Updated: Dec 27, 2019
Rear Mount Antenna, Rear Bumper, & more Stainless
When dealing with reproduction parts the end user needs to be prepared to "massage" pieces and hardware that really would never have measured up to Ford's standard in 1955. Take for instance this Rear Mount Antenna that I purchased from a restoration parts company over a year ago. When it arrived way back then I only checked the appearance, completeness, and briefly reviewed the installation instructions. Last week, without much thought I retrieved the box from storage and laid out the contents on the workbench.
The box included the antenna assembly, the antenna cable, a rubber gasket, two bolts to secure the antenna to the sheet metal, and a set of instructions (FoMoCo copy) that included a template. Not wanting to destroy the instructions page, I made a copy of the template on 8.5x11 paper because I knew it needed to be cut and trimmed to match the trunk opening.
The copied template was then trimmed and taped into position, but I was careful to put down masking tape on the painted body of the car to keep the paint from chipping when I put the power to the drill. (note the pictures that follow) Three holes were required - a large hole for the antenna cable and two small holes for the mounting bolts.
The template helped tremendously (or so I thought it would) to keep the holes oriented.
After drilling the large hole, I test fitted the antenna. No go. The holes were not lining up. I asked myself how in the world I could mess this up... this looked so simple! It wasn't until I lined up the gasket that I discovered the problem.
The rear hole was not lining up at all! How could that be? I brought the gasket over to the Ford instructions I had copied.
And... now we see the problem with many of the reproduction parts - not quite up to par for FoMoCo requirements. The gasket fit the antenna base perfectly but did not match the template to drill the holes! Guess what else? The hardware for the mount - those bolts had a 10 mm head, not 3/8"! From what I could see the mount was supposed to have studs anyway. I worked the rear hole over with a small grinder to elongate it so the base of the antenna and the gasket would all line up to the body. In the end it was not a big deal, but there have been a few times I have run into a problems such as this after having purchased reproduction parts that were manufactured in Asian countries. On several occasions during this build I had purchased parts at very good prices, looking ahead to installing them in future months or maybe even the next year. Concerning this antenna, I had always wanted this accessory. I like the way it looks on the car. How functional this will be still remains to be seen - I have my doubts. I left the cable rolled into the trunk. One of these days I might place a blue tooth radio into the trunk and use this cable as an antenna.

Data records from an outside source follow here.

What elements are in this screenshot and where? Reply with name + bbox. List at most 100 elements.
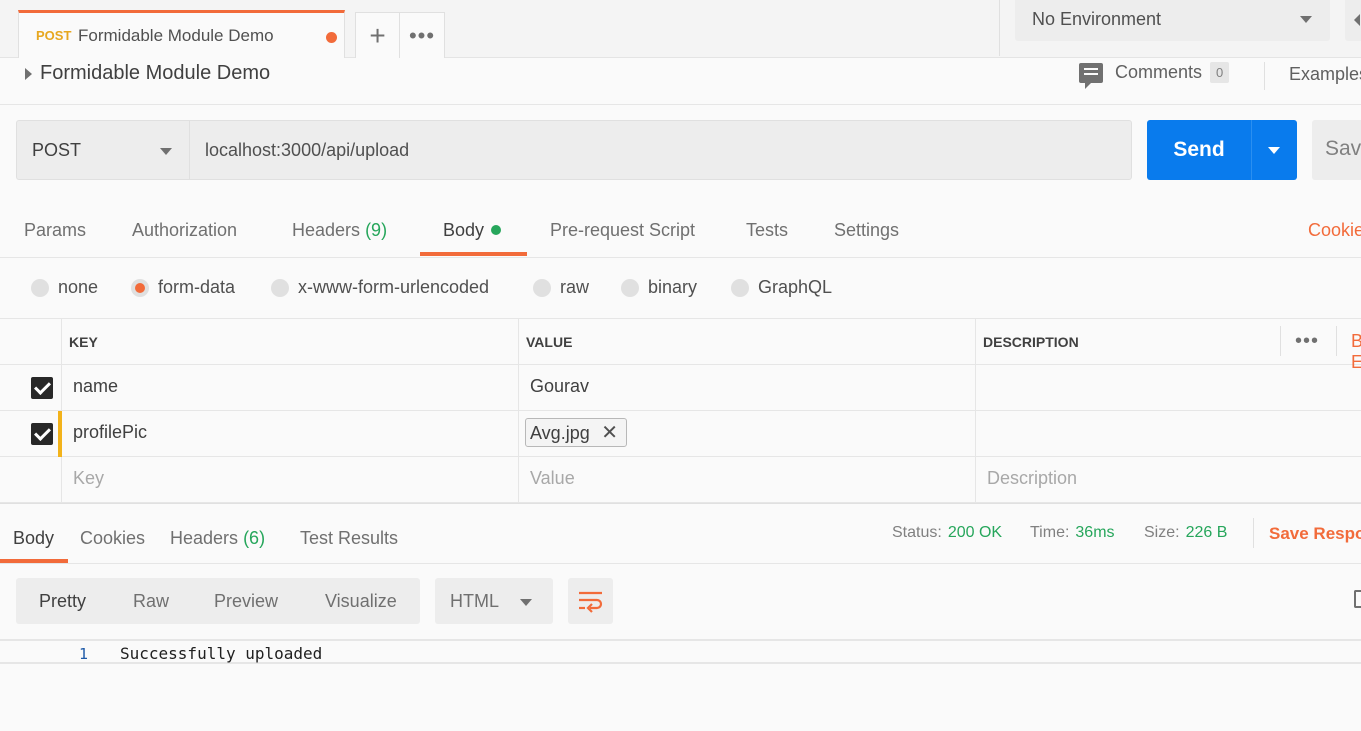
- status-divider: [1253, 518, 1254, 548]
- copy-icon[interactable]: [1354, 590, 1361, 608]
- row-key[interactable]: profilePic: [73, 422, 147, 443]
- tab-settings[interactable]: Settings: [834, 220, 899, 241]
- table-row: name Gourav: [0, 365, 1361, 411]
- radio-graphql[interactable]: GraphQL: [731, 277, 832, 298]
- row-checkbox[interactable]: [31, 377, 53, 399]
- table-row-empty: Key Value Description: [0, 457, 1361, 503]
- tab-tests[interactable]: Tests: [746, 220, 788, 241]
- radio-label: x-www-form-urlencoded: [298, 277, 490, 297]
- close-icon[interactable]: ✕: [601, 420, 618, 445]
- response-headers-label: Headers: [170, 528, 239, 548]
- examples-button[interactable]: Examples: [1289, 64, 1361, 85]
- response-time[interactable]: Time: 36ms: [1030, 524, 1115, 542]
- new-value-input[interactable]: Value: [530, 468, 575, 489]
- row-value[interactable]: Gourav: [530, 376, 589, 397]
- radio-none[interactable]: none: [31, 277, 98, 298]
- body-has-content-dot: [491, 225, 502, 235]
- environment-select[interactable]: No Environment: [1015, 0, 1330, 41]
- response-language-select[interactable]: HTML: [435, 578, 553, 624]
- new-key-input[interactable]: Key: [73, 468, 104, 489]
- response-size[interactable]: Size: 226 B: [1144, 524, 1227, 542]
- more-horizontal-icon[interactable]: •••: [1295, 330, 1319, 353]
- row-checkbox[interactable]: [31, 423, 53, 445]
- environment-selected-label: No Environment: [1032, 9, 1162, 29]
- tab-headers-count: (9): [365, 220, 388, 240]
- save-response-button[interactable]: Save Response: [1269, 524, 1361, 544]
- column-header-key: KEY: [61, 319, 518, 365]
- response-tab-headers[interactable]: Headers (6): [170, 528, 265, 549]
- tab-pre-request-script[interactable]: Pre-request Script: [550, 220, 695, 241]
- eye-icon: [1354, 14, 1360, 26]
- tab-body-label: Body: [443, 220, 485, 240]
- cookies-link[interactable]: Cookies: [1308, 220, 1361, 241]
- expand-caret-icon[interactable]: [25, 68, 32, 80]
- tab-params[interactable]: Params: [24, 220, 86, 241]
- row-focus-marker: [58, 411, 62, 457]
- comments-label: Comments: [1115, 62, 1203, 82]
- status-label: Status:: [892, 524, 942, 541]
- request-tab-formidable[interactable]: POST Formidable Module Demo: [18, 10, 345, 58]
- save-button[interactable]: Save: [1312, 120, 1361, 180]
- response-body-line: Successfully uploaded: [120, 644, 323, 663]
- environment-divider: [999, 0, 1000, 56]
- radio-binary[interactable]: binary: [621, 277, 697, 298]
- method-selected-label: POST: [32, 140, 82, 160]
- radio-label: binary: [648, 277, 698, 297]
- active-tab-indicator: [0, 559, 68, 563]
- url-input[interactable]: [189, 120, 1132, 180]
- format-raw[interactable]: Raw: [133, 591, 169, 612]
- time-value: 36ms: [1075, 524, 1115, 541]
- chevron-down-icon: [160, 148, 172, 155]
- chevron-down-icon: [520, 599, 532, 606]
- request-name-row: Formidable Module Demo Comments 0 Exampl…: [0, 58, 1361, 105]
- response-viewer: Pretty Raw Preview Visualize HTML 1 Succ…: [0, 564, 1361, 731]
- radio-label: none: [58, 277, 99, 297]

One more word to give: I cannot say enough about using the masking tape on the painted surface before drilling the hole. This kept the paint from chipping and gave me very clean holes for mounting. Also, I used tape to mark my step drill bit so that I knew when the hole had reached the 1 1/8" diameter we were shooting for.
For the installation of the rear bumper I knew that the rubber gravel seal had to be installed first. I ended up making my own, using some leftover rubber gasket/seal material I had used for other projects and pop rivets.
After the seal was glued to the thin sheet metal strip and then pop riveted, my son and I used milk crates to help us put the rear bumper and the gravel seal in position. The bumper guards were saved until last.
The bumper is decent driver quality, but I would think that after a few years the piece will need to be re-chromed - especially the bumper guards. Later on when we mounted the front bumper, I decided to leave those bumper guards off (they looked so rough with serious rust issues).
I also cleaned up the three thin stainless strips that go on the lips of the fenders and hood. The old clips were too far gone so each piece received new clips that I had purchased a few months back from a restoration company in Pennsylvania.
The photo immediately above shows the clips that attach the stainless to the hood lip. Just a tip here if you have a 55 Ford (the 56 hood is different and does not have these small stainless strips) - you may have some trouble getting these clips to "catch" in the holes. I had to use a pair of needle nose pliers to pull a few of them through the holes. It may have been because of the paint work, in essence making the hole smaller because of mil thickness, I am not sure.